Sin duda, toda terapia debe asumir una serie de riesgos, descontados de partida los efectos secundarios previsibles. Por ello también este tratamiento, el médico y el colectivo, no está libre de controversia. Algunos gobernantes narcisistas lo rechazaron, escoltados igualmente por eminentes asesores científicos, para terminar pocos días después por sumarse a regañadientes a la terapia del coma inducido. Unos días muy valiosos de anticipación dilapidados. Cabe decir que tanto estos inductores al suicidio colectivo como los otros dirigentes más sensatos, con sus respectivos equipos de expertos de diferentes disciplinas, todos han dudado al menos en el cuándo empezar y en la dosis de narcótico que el país pudiera admitir sin provocar consecuencias no deseadas de difícil reparación. Gobernar es tomar decisiones sobre un sistema de variables tanto o más complejo que el de un quirófano, sin disponer de un fiable electroencefalograma de la sociedad, sin un protocolo contrastado por un colegio profesional y en equilibrio sobre la delgada línea roja de toda carrera política: los moral hazards.

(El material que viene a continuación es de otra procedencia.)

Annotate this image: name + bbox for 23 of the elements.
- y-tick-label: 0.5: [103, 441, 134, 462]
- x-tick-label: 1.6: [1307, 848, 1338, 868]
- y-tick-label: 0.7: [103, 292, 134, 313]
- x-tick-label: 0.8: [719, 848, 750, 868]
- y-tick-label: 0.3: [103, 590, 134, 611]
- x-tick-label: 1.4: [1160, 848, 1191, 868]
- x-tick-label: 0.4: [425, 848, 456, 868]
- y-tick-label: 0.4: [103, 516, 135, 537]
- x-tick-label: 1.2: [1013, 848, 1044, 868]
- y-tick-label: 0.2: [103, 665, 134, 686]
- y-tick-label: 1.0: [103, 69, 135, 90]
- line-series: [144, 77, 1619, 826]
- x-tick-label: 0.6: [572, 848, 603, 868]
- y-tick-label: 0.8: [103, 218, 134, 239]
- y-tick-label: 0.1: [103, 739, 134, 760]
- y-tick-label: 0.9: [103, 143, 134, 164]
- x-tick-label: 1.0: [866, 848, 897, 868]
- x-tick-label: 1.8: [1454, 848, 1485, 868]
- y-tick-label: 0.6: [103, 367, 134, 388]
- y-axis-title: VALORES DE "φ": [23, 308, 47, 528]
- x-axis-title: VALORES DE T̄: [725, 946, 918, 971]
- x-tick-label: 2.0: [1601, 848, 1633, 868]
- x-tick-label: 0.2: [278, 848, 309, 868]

Por su parte, los asesores del gobernante no se juegan la salud (salvo unos contagios fortuitos) como sí lo hacen a diario los equipos de sanitarios que actúan a modo de dique comunitario ante los tsunamis víricos. Entre estos expertos sanitarios, juristas, en comunicación…, también los ineludibles técnicos de la economía, profesionales cuyos más mediáticos miembros coinciden en dos ideas: es una crisis de demanda y la recuperación será corta. A partir de aquí, la imaginación de inspiración schumpeteriana se dispara: un rebote en V, en U o, para los agoreros, en L japonesa. Sea por este virus ahora o por la “bacteria” de la desregulación desencadenante de la crisis de 2008, la economía de mercado gusta de las W a largo plazo.

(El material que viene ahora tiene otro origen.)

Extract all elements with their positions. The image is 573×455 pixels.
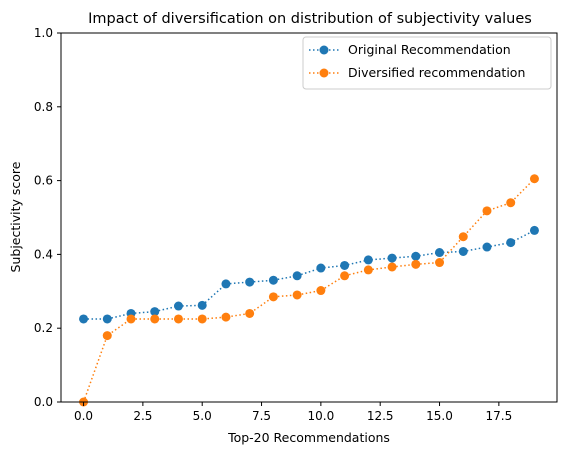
- data-point-series-0-9: [292, 271, 302, 281]
- data-point-series-0-10: [316, 263, 326, 273]
- chart-title: Impact of diversification on distributio…: [88, 11, 532, 27]
- data-point-series-0-18: [506, 238, 516, 248]
- data-point-series-1-14: [411, 259, 421, 269]
- data-point-series-0-17: [482, 242, 492, 252]
- data-point-series-1-9: [292, 290, 302, 300]
- legend: Original Recommendation Diversified reco…: [302, 36, 552, 90]
- data-point-series-1-7: [245, 308, 255, 318]
- data-point-series-1-3: [150, 314, 160, 324]
- x-tick-label: 0.0: [74, 409, 93, 423]
- legend-box: [302, 36, 552, 90]
- data-point-series-1-1: [102, 331, 112, 341]
- data-point-series-0-13: [387, 253, 397, 263]
- y-tick-label: 0.6: [34, 174, 53, 188]
- data-point-series-1-10: [316, 286, 326, 296]
- data-point-series-1-12: [363, 265, 373, 275]
- data-point-series-0-5: [197, 300, 207, 310]
- x-tick-label: 5.0: [193, 409, 212, 423]
- y-tick-label: 0.8: [34, 100, 53, 114]
- legend-marker-diversified: [319, 68, 329, 78]
- plot-layer: [79, 174, 539, 407]
- x-tick-label: 15.0: [426, 409, 453, 423]
- data-point-series-1-6: [221, 312, 231, 322]
- x-tick-label: 7.5: [252, 409, 271, 423]
- data-point-series-1-8: [268, 292, 278, 302]
- legend-label-diversified: Diversified recommendation: [348, 65, 525, 80]
- x-axis-label: Top-20 Recommendations: [227, 430, 390, 445]
- y-tick-label: 1.0: [34, 26, 53, 40]
- y-tick-label: 0.2: [34, 321, 53, 335]
- y-tick-label: 0.4: [34, 247, 53, 261]
- axis-ticks: 0.0 2.5 5.0 7.5 10.0 12.5 15.0 17.5 0.0 0.2 0.4 0.6…: [34, 26, 512, 423]
- data-point-series-0-1: [102, 314, 112, 324]
- data-point-series-0-14: [411, 251, 421, 261]
- x-tick-label: 2.5: [133, 409, 152, 423]
- data-point-series-1-16: [458, 232, 468, 242]
- x-tick-label: 17.5: [485, 409, 512, 423]
- x-tick-label: 12.5: [367, 409, 394, 423]
- data-point-series-1-17: [482, 206, 492, 216]
- data-point-series-0-11: [340, 260, 350, 270]
- data-point-series-0-3: [150, 307, 160, 317]
- data-point-series-0-12: [363, 255, 373, 265]
- data-point-series-0-0: [79, 314, 89, 324]
- data-point-series-1-13: [387, 262, 397, 272]
- data-point-series-1-5: [197, 314, 207, 324]
- data-point-series-0-15: [435, 248, 445, 258]
- data-point-series-0-6: [221, 279, 231, 289]
- data-point-series-0-4: [173, 301, 183, 311]
- data-point-series-1-18: [506, 198, 516, 208]
- data-point-series-0-8: [268, 275, 278, 285]
- data-point-series-1-19: [529, 174, 539, 184]
- series-line-1: [82, 178, 535, 403]
- data-point-series-1-4: [173, 314, 183, 324]
- data-point-series-0-7: [245, 277, 255, 287]
- legend-marker-original: [319, 45, 329, 55]
- y-tick-label: 0.0: [34, 395, 53, 409]
- x-tick-label: 10.0: [308, 409, 335, 423]
- data-point-series-0-19: [529, 225, 539, 235]
- data-point-series-1-2: [126, 314, 136, 324]
- data-point-series-1-11: [340, 271, 350, 281]
- plot-area: [61, 33, 557, 402]
- y-axis-label: Subjectivity score: [8, 161, 23, 272]
- data-point-series-1-15: [435, 258, 445, 268]
- data-point-series-0-16: [458, 246, 468, 256]
- legend-label-original: Original Recommendation: [348, 42, 511, 57]
- plot-frame: [60, 32, 558, 403]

Pero más allá del dibujo final, frente a la terapia liberal-austericida ad maiorem gloriam de la ortodoxia monetaria que había privatizado las ganancias y socializado las pérdidas, los gestores de las políticas públicas en materia económica tienen en estos momentos una oportunidad de oro para interiorizar una lección que están dando médicos y sanitarios en nuestros atestados hospitales: todos y cada uno de sus pacientes son sistémicos para sus familias y el país. Debemos contar con todos para evitar que un coma irreversible termine con la democracia en esta época de miedos colectivos y curvas de desigualdad.